PostgreSQL Physical Backups Using pg_basebackup: A Comprehensive Guide

High Availability & Disaster Recovery

Client Requirements

Understanding the client requirements is crucial before beginning the backup procedure. Depending on their operational requirements, every organization may have distinct backup and recovery objectives. Potential factors are explained below.

1. Recovery Point Objective (RPO)

The acceptable data loss threshold, specifying how much data the organization is willing to lose in the event of a disaster. It also helps you measure how long it can take between the last data backup and a disaster without seriously damaging your business. RPO is useful for determining how often to perform data backups.

For example, RPOs with very low values, such as less than one minute, might need continuous replication of critical files, databases, and systems.

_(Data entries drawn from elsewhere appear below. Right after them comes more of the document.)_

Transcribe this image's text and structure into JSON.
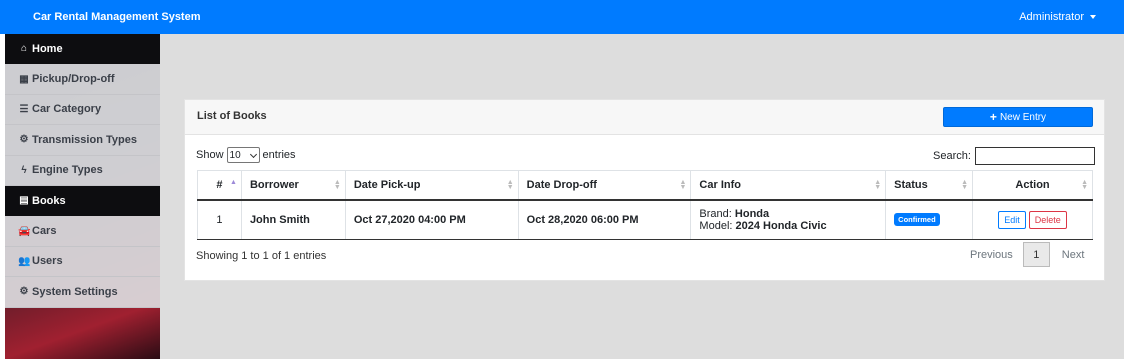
{
  "app": {
    "title": "Car Rental Management System",
    "user": "Administrator"
  },
  "sidebar": {
    "items": [
      {
        "label": "Home",
        "icon": "home-icon",
        "glyph": "⌂"
      },
      {
        "label": "Pickup/Drop-off",
        "icon": "table-icon",
        "glyph": "▦"
      },
      {
        "label": "Car Category",
        "icon": "list-icon",
        "glyph": "☰"
      },
      {
        "label": "Transmission Types",
        "icon": "gear-icon",
        "glyph": "⚙"
      },
      {
        "label": "Engine Types",
        "icon": "bolt-icon",
        "glyph": "ϟ"
      },
      {
        "label": "Books",
        "icon": "book-icon",
        "glyph": "▤"
      },
      {
        "label": "Cars",
        "icon": "car-icon",
        "glyph": "🚘"
      },
      {
        "label": "Users",
        "icon": "users-icon",
        "glyph": "👥"
      },
      {
        "label": "System Settings",
        "icon": "cogs-icon",
        "glyph": "⚙"
      }
    ]
  },
  "card": {
    "title": "List of Books",
    "new_entry": "New Entry",
    "show_label": "Show",
    "entries_label": "entries",
    "length_value": "10",
    "search_label": "Search:",
    "search_value": ""
  },
  "table": {
    "columns": [
      "#",
      "Borrower",
      "Date Pick-up",
      "Date Drop-off",
      "Car Info",
      "Status",
      "Action"
    ],
    "rows": [
      {
        "num": "1",
        "borrower": "John Smith",
        "pickup": "Oct 27,2020 04:00 PM",
        "dropoff": "Oct 28,2020 06:00 PM",
        "brand_label": "Brand:",
        "brand": "Honda",
        "model_label": "Model:",
        "model": "2024 Honda Civic",
        "status": "Confirmed",
        "edit": "Edit",
        "delete": "Delete"
      }
    ]
  },
  "footer": {
    "info": "Showing 1 to 1 of 1 entries",
    "previous": "Previous",
    "page": "1",
    "next": "Next"
  },
  "colors": {
    "primary": "#007bff",
    "danger": "#dc3545",
    "sidebar_active": "#0d0d10"
  }
}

This is the RPO, to have backed up data as current as possible.

Another example is the scenario where you back up your data once a day at midnight (12:00 AM) and there is a disaster at 8:00 AM. In this case, you will lose 8 hours of data. If your RPO is 24 hours or more, you’re in good shape. But if your RPO is, say, four hours, you’re not.

2. Recovery Time Objective (RTO)

The target time within which the system should be recovered and operational after a failure.

For example, if you set your RTO as 2 hours, then you should be able to continue normal business operations within this timeframe in case of any disaster. If during real-life disaster recovery, you go over the given time frame, you should either reconsider the RTO calculations or update your disaster recovery plan and procedures.

To calculate RTO, we need to consider these factors:

The cost per hour of outage.
The importance and priority of individual systems.
Steps required to recover from a disaster including restoration of individual components and processes.
Available budget and resources.

The following figure depicts the RPO and its relationship to the RTO.

RTO and RPO in PostgreSQL backup strategy

Image taken from Global Data Vault

3. Storage capacity

Determine the storage space required for backups based on the organization’s data growth rate and retention policy.

Business Use Case

Physical backups using pg_basebackup are suitable for various scenarios, including:

Full system recovery after a catastrophic failure, such as hardware failure or data corruption.
Migrating a PostgreSQL database to a different server or platform (base backup doesn’t provide major version migrations)
Setting up a standby or replica server for high availability or load balancing purposes.
Point in time recovery

Backup Space Complexity

The backup space required depends on several factors, such as:

The size of the PostgreSQL instance being backed up (as it includes all databases inside a single instance).
The frequency of backups and retention policy.
The compression method used during backup.
It is crucial to regularly monitor the backup space usage to ensure it remains within acceptable limits and to plan for additional storage capacity as needed.

Recovering from pg_basebackup

In the event of a disaster, a physical backup created using pg_basebackup can be used to recover the PostgreSQL database. The recovery process typically involves the following steps:

Stop the PostgreSQL service on the target server.
Remove or rename the existing data directory on the target server.
Use pg_basebackup to restore the backup from the source server to the target server.
Start the PostgreSQL service on the target server.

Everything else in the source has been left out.